Offensive Rebounds Vs. Getting Back On Defense: Which Is More Effective?

There are two maxims in the NBA that are seemingly contradictory. To do one, you must concede the other.

One is “you need to limit your opponent to one shot.” The other is “you need to get back on defense and prevent transition baskets.”

After all, if you miss a shot and you’re getting back when the shot goes up, you have given the opponent the former…but if you crash the boards to try to get multiple shots on the possession, you’re vulnerable to a 2-on-1 or a 3-on-2 going the other way, especially in an age where more and more big men are getting good at throwing outlet passes after getting the rebound.

But offensive rebounding is dying.

The NBA is setting yet another all-time low for offensive rebounding percentage in 2017-18; for the fifth straight year, offensive rebounding is down, and the 19 seasons with the lowest offensive rebounding rates are, slightly out of order, the last 19 seasons of NBA basketball going all the way back to the 1999-2000 season.

Since the league started counting offensive boards in 1973-74, crashing the offensive glass peaked in the late 1970s and early 1980s, but as time went on, and the game evolved, transition defense became more important.

This, of course, invites the question of why. After all, an offensive rebound is a golden opportunity; they tend to create shots close to the basket, and if you secure the board and put the shot right back up, that’s a high-percentage look that’s not only got the advantage of being from inside the restricted area (where the league shoots around 60 percent) but also tends to draw a lot of fouls when a guy who just got beaten to the rebound isn’t in control of his positioning defensively.

But then again, what was the 1980s but the era of fast break, high-scoring, highlight-reel-dunking basketball, best exemplified by Magic Johnson and the Lakers, who won five titles in Johnson’s career? Magic and friends leaking out on their opponents’ misses was exactly why coaches started looking at keeping guys back to stop them.

So low offensive rebounding percentages should correlate with better defense, right?

Then why, in the 2016-17 season, did the league set a record not only for defensive rebounding but for Offensive Rating? This year, teams are enjoying the sixth-highest offensive output per 100 possessions in the past 45 years, but lo and behold, offensive rebounding is down even further.

Likewise, the offensive atrocity that was NBA basketball in the 1970s, where 1973-74 through 1977-78 inclusive were the five worst years in league history for scoring, featured offensive rebounding rates over 30 percent, while the NBA’s “Dark Ages” between Michael Jordan‘s second retirement and the rise of the LeBron James generation of players included middle-of-the-pack offensive rebounding and utterly cover-your-eyes offense with a side order of some of the slowest pace the league has ever seen.

(and, if we want to bring pace into this, the six fastest seasons in league history since pace began to be measured once they had offensive rebounds and turnovers, without which the formula doesn’t work, were also the six years—1973-74 through 1978-79—before there was such a thing as three-point shots in the NBA.)

And lest you say “But Fox, teams just missed more shots back then,” remember, I’m talking about offensive rebounding percentage, not raw counting stats, and also hi, glad you dropped by, you must be new here.

So offensive rebounds don’t hurt defense after all, then?

It’s not looking good for the myth, so to speak.

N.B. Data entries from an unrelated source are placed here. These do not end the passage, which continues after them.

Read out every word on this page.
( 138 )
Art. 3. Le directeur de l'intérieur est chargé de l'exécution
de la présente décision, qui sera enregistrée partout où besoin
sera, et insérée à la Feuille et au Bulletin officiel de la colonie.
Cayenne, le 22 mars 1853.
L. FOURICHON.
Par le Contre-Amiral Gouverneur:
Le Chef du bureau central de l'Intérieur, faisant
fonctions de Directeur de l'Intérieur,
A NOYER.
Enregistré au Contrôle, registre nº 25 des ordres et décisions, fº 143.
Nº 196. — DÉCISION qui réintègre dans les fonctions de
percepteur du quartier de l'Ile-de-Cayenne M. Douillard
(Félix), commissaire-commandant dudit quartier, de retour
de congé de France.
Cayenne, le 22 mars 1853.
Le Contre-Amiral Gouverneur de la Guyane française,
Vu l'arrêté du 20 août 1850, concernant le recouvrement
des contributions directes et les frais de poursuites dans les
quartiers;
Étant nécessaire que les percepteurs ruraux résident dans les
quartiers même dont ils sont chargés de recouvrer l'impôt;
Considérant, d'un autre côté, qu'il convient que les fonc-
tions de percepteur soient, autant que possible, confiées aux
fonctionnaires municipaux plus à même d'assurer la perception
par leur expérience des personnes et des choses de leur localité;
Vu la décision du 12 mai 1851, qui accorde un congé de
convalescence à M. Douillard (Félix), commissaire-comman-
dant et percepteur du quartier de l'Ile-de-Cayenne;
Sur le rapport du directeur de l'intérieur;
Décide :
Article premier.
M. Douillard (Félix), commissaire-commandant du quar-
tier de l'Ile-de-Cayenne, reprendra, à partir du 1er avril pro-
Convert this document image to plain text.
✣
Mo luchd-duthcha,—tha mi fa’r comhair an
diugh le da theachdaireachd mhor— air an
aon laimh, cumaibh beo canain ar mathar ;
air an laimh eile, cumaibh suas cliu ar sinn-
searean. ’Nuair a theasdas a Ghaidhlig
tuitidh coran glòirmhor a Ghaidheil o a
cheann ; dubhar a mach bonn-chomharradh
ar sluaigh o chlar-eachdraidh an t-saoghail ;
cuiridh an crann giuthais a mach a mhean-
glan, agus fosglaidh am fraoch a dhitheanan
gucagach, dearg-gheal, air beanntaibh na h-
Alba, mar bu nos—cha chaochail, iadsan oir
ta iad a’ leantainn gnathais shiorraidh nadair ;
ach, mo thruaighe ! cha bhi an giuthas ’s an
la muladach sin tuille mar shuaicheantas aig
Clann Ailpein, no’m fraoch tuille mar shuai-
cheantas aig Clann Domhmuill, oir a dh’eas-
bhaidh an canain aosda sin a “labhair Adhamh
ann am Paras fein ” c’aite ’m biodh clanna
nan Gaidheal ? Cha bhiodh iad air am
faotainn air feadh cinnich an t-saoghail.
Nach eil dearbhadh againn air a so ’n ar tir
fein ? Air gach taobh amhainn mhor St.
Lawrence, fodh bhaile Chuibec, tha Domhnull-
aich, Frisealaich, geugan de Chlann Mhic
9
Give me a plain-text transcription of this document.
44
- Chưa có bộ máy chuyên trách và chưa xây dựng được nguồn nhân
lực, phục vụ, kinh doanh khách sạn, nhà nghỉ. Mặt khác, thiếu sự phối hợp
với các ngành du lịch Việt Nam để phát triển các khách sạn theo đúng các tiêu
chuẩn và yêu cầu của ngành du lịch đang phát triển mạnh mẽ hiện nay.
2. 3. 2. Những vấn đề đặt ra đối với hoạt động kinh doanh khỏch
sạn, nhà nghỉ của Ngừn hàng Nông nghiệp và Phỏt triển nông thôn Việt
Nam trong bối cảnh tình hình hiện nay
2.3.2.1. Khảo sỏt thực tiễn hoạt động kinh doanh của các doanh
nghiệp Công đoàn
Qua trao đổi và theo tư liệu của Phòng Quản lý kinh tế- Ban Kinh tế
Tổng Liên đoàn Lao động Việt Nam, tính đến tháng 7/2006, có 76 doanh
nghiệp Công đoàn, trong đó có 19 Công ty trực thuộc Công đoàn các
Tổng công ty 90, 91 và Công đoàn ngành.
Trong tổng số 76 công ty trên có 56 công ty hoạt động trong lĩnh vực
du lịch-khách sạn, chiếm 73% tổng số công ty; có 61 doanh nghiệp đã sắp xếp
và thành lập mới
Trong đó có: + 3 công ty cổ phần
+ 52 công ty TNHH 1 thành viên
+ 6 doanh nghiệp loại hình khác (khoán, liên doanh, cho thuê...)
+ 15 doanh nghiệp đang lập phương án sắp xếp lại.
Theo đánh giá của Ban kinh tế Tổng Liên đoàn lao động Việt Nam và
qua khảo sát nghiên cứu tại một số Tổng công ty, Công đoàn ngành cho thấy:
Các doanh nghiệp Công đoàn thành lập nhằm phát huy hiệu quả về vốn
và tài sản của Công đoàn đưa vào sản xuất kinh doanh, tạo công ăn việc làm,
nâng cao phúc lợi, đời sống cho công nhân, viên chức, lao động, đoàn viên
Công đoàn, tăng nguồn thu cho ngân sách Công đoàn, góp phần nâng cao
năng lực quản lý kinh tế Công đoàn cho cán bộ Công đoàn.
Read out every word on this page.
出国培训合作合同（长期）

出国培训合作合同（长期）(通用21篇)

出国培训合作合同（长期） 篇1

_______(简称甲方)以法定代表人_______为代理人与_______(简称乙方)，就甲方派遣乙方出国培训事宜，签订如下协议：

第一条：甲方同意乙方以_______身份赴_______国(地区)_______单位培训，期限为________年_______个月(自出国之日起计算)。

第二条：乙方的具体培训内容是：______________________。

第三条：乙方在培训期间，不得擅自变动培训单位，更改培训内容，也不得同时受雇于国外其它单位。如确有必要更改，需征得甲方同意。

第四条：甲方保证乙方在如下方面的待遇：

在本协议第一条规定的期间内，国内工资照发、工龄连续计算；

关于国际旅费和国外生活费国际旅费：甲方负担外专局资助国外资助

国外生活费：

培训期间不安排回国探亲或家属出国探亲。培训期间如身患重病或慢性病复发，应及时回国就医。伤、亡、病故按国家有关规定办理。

There were lots of offensive rebounds in the ’70s, but teams didn’t score much (and no, it wasn’t because of three-pointers; remember, the three ball didn’t truly become the weapon it is today until 2006-07, when Mike D’Antoni invented the modern offense, the league set a record for most three-point attempts per game, and a trend started that has only increased over the past 11 years and stands at an all-time high this year.)

So let’s look at this another way. If we rank seasons by Offensive Rating, 10 of the top 12 featured offensive rebounding rates well over 30 percent (the Thunder lead the NBA this year at 28 percent of the offensive boards claimed.)

The other two seasons in the top 12? Last year (1st) and this year (6th).

On the other hand, the five worst offensive seasons in history? In the three-point era (since 1979-80), that would be the Dark Ages, 1998-99 through 2003-04, a stretch that ended with the rookie seasons of LeBron, Dwyane Wade, Carmelo Anthony, and Chris Bosh, as they found their footing against NBA competition.

Those were also the five years right at the transition point away from the offensive rebound that started the trend that continues to this day.

So what have we learned?

Well, we’ve learned that in the battle between “limit your opponent to one shot” and “keep your opponent out of transition mode”, offensive rebounds are catastrophic to defensive performance.

And while the unprecedented rise of the three-pointer and four-out offense and everything else that’s driving shooting percentages to all-time highs means that a new normal is going to set in since offensive rebounding can’t go much lower while players will only get better at draining open looks as more and more AAU and college programs prepare players for the NBA as a recruiting tool, the simple fact remains that the best way to play defense is the old-fashioned way, by getting back on defense and forcing the opponent into the half court.

So yes, the offensive rebound is dead, written out of the script by hard data.